Autor: Jan Dojlido, Kazimierz Dyguś
The catchment areas of the rivers Bug and Narew are found in three countries: Poland, The Ukraine and Belarus. The catchment areas are mainly used for agriculture, industry and also as residential areas. Industrial plants, towns and villages are often inadequately equipped in the sewage treatment facilities. Moreover, their incorrect use causes further pollution of many rivers and lakes. Nonetheless, it should be emphasized, that over the last few years, the quality of waters has shown a significant improvement.
Water management and the protection of water in these areas was the subject of numerous international conferences in the past attended by Polish, Ukrainian and Belarusian scientists. This monograph is the result of a fruitful conference entitled „The management of drainage areas of the Bug and Narew rivers within the framework of a sustainable development” which took place in Dębe near Serock on the 15th and 16th May, 2009. The task of the presented monography „Problems of water protection in the Bug and Narew river catchments” is to acquaint readers with the results of research concerning the degree of pollution in the areas of the aforementioned rivers.
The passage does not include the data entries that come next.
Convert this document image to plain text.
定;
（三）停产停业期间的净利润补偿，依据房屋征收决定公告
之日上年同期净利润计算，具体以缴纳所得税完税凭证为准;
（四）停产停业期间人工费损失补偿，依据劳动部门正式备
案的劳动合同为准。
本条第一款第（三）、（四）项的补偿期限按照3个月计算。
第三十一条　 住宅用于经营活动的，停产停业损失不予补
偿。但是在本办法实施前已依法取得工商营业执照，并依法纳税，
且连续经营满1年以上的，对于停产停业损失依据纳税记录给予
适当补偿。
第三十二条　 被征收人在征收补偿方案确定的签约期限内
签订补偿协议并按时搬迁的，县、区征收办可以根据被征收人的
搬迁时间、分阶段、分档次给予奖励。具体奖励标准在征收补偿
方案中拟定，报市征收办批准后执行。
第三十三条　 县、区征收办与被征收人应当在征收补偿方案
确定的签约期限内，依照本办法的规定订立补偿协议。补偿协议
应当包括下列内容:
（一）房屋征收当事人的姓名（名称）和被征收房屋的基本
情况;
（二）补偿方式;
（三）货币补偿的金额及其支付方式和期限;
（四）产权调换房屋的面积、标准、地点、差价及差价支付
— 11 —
Above all, the monography deals with problems and presents the results of water quality and water resource tests in the context of water supply. The authors of the articles clearly indicate the anthropogenic character of sources affecting the water environment. These articles show the problems of the accumulation of both organic and inorganic pollutants including heavy metals in water ecosystems. Many parts of this monograph are dedicated to the quality of water in the catchment areas of the two rivers resulting from in appropriate management of the drainage are as mainly the waste management and agricultural activity. Moreover, some of the articles contain the evaluation of the quality of water within the areas under environmental protection (for example: The Narwianski National Park and areas of Natura 2000) and show the possible potential of the water ecosystem selfpurification.